Clicky

We've got decades to go... decades!

Sometimes I simply cannot avoid the childish delight that erupts from my mind when I switch on my mobile phone in the Maldives and find email messages start to arrive.  The magic of if — the fact I’m on the other side of the planet and this stuff still works — never ceases to amaze me.

Other times, though, I’m reminded of just how far we’ve got to go.  I’m reminded that for all the harrahs, whooping iPhone adverts and tweets about the gorgeous HTC Desire, the reality is, we’re no further forward than we were perhaps 4-5 years ago.

4-5 years ago I could download an application and stick it on my Nokia.  I could get off the plane in the Maldives and my phone worked, magically.  I could get my email pushed to me.  I could get IM anywhere on the planet with the fantastic BlackBerry Gtalk integration.
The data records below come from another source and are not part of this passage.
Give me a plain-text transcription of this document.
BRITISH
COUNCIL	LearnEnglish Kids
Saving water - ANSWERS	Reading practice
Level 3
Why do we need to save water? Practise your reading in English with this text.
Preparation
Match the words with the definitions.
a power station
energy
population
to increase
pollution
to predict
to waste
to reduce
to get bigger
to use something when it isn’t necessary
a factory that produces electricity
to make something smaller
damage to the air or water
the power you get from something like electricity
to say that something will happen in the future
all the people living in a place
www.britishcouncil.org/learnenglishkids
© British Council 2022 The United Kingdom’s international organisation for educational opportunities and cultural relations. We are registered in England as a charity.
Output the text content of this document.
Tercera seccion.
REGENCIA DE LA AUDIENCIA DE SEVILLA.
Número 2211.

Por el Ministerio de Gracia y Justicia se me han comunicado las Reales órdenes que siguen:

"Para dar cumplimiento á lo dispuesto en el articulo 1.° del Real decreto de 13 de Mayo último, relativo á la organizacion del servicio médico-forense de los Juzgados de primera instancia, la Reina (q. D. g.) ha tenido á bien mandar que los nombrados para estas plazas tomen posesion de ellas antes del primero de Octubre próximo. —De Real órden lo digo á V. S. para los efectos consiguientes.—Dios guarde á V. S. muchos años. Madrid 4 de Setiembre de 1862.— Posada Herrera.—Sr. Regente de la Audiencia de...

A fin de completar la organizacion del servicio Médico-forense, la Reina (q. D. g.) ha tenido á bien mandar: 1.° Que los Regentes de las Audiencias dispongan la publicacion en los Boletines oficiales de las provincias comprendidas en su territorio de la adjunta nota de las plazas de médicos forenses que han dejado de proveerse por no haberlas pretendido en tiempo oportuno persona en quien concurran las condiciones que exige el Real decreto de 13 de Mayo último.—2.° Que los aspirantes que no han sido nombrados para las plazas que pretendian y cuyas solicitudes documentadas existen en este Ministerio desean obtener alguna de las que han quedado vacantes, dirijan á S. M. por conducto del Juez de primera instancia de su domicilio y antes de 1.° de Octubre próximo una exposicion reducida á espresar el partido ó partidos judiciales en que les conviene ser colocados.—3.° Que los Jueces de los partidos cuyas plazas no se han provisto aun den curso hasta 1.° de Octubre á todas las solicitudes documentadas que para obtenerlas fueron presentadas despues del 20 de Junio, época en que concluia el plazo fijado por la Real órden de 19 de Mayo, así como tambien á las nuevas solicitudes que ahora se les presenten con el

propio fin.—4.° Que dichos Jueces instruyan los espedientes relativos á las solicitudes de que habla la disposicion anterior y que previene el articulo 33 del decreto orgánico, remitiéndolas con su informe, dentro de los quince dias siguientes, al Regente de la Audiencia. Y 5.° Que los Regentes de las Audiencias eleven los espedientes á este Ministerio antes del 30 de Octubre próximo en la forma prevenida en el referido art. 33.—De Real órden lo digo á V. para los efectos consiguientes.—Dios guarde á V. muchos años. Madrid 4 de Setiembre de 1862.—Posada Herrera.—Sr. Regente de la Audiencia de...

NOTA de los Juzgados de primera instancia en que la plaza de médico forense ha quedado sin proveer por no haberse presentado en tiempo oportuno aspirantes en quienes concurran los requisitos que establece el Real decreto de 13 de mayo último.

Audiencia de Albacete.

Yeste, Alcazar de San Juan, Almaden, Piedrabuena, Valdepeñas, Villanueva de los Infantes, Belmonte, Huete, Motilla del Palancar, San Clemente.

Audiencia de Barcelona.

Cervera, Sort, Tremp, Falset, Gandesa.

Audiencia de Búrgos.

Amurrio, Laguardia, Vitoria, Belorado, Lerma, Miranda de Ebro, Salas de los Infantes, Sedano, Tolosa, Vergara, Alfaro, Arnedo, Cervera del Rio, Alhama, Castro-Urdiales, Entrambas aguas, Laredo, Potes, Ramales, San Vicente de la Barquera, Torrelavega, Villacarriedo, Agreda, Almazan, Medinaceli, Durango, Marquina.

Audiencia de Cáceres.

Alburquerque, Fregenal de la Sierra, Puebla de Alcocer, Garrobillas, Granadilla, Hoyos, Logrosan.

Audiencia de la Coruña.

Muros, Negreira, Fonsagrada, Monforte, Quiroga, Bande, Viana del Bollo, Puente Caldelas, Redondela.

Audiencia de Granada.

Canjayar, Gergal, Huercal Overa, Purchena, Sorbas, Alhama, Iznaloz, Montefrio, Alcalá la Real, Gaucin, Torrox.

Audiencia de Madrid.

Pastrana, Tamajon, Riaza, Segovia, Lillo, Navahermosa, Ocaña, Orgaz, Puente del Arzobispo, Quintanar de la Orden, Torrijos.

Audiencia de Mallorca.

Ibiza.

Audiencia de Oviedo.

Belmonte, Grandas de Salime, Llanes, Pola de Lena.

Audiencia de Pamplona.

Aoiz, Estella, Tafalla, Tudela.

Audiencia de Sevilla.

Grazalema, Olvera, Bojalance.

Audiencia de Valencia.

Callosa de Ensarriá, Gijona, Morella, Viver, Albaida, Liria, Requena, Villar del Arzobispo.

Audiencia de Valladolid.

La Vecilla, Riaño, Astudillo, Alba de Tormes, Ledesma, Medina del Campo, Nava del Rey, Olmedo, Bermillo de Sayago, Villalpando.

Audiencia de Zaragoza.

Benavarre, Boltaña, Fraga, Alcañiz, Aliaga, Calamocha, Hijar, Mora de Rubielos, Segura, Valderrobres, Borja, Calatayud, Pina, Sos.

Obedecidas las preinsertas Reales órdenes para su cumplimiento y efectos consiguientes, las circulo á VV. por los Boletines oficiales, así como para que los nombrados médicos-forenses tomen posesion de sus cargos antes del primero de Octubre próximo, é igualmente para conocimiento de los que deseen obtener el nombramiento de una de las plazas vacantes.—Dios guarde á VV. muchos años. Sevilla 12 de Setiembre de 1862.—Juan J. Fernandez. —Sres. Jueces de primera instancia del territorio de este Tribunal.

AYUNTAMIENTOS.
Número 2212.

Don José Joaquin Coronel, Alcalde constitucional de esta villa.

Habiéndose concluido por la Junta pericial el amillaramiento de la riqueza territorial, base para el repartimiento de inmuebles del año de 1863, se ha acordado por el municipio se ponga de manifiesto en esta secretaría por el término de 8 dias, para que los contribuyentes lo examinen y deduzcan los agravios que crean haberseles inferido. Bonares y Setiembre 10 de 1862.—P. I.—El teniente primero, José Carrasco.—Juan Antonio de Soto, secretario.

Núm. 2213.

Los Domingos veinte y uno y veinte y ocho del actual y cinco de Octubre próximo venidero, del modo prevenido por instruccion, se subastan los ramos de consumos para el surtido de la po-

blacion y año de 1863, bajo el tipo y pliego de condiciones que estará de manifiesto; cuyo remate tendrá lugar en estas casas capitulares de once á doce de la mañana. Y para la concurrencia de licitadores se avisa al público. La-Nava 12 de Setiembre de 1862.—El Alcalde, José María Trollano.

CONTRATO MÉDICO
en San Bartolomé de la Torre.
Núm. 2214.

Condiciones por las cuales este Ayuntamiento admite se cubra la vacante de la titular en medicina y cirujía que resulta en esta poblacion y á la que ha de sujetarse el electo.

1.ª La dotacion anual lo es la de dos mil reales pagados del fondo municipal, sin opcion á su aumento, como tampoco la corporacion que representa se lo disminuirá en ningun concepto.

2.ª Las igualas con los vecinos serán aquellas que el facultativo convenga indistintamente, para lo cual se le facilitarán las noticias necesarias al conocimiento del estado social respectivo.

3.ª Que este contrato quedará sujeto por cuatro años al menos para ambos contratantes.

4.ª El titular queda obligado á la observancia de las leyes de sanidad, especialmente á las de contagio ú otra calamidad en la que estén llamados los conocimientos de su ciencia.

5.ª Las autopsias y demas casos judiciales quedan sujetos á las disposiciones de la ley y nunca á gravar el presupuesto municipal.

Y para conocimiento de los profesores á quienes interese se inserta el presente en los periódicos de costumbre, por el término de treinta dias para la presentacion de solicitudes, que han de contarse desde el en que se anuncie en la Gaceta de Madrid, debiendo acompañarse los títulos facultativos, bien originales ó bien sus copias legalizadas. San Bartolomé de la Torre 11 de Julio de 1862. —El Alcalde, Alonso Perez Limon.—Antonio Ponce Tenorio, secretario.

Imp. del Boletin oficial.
Not much has changed, sadly.  Faster devices, better ‘experiences’ — but only incrementally so.

Does this bus go past Great Windmill Street?

It was a simple question.  I was walking along Holborn with the camera equipment the other day heading to a Nokia briefing about 10 blocks away.  As I walked past an unfamiliar bus stop, I briefly wondered if the number 38 that has just pulled up, went past Great Windmill Street (the location of my meeting).

I looked around slowly.  Moving whilst you’re carrying the camera equipment is not a fun experience.

The bus stop signage was blank with a ‘sorry there’s no information here‘ message from Transport for London. I considered getting my iPhone out — for I knew the London Bus app would tell me what I wanted to know in a few clicks.

And that’s when it dawned on me

That’s when I was reminded of just how limited the current mobile interfaces are today.  What I really wanted to do was point my phone at the bus and for my phone’s screen to immediately change to a contextual menu of possibilities related to the bus.

Right-away I wanted my phone to ‘do a Terminator‘ — you know — start scrolling a pertinent list of information about the bus, about my location, about the possibilities associated with this bus.  I wanted a route-map from (my location to the end of the line, with a convenient flashing dot putting me in context. I wanted the system to have automatically calculated that by taking *this* bus, I would arrive at Great Windmill Street in 5.8 minutes.  The system would have naturally been aware of my schedule and the location of my next meeting and used that data accordingly.

And I wanted more!

Standing there I wondered why I couldn’t immediately order a taxi from the handset.  I’d have liked the phone or the cloud or the ‘mobile network’ to have already polled the available taxis in the area and automatically determined that I could be at my destination in 3 minutes for a cost of 6 pounds. Plus a network operator ‘booking fee’ of 20p. Or something like that.

I’d have liked to have seen the “Book taxi? 15 seconds arrival time” option on screen.  I’d have liked the device to have presented the taxi option to me because it knows I prefer, all things being equal, to use pre-taxed income as a business expense and thus 6 quid wouldn’t have bothered me too much, especially given my heightened blood pressure, heart rate and stress indicators (from carrying all the camera gear).

Further, I’d have liked the phone to have automatically prioritised my preferred taxi providers.

This should all have been displayed to me dynamically and *immediately*. No clicking, no data lag, no messing around.

Alas, I’m dreaming

For all the ‘my Desire is better than your N900 which is better than your N8 and your X10‘ discussions, for all that hot air drifting around the industry about ‘LTE’ and ‘LBS’, the sad reality is that this kind of user experience is decades away.  Decades.  Oh, the basic ‘apps’ exist, especially on the iPhone.  I can piece together this experience in about 5 minutes with multiple, multiple apps and some phone calls.  But goodness me, the industry can’t even collectively ensure I can make a 4k/sec voice call without it dropping as I walk down Oxford Street.

The industry can’t even sort itself out with an ecosystem that enables app developers to plug-in to some kind of greater mobile consciousness that would deliver this kind of experience to everyone. This is the same industry that collectively demands 30-40% of ‘anything’ that goes through its transactional systems. Dear me.

Its going to be years and years before we can get this kind of thing.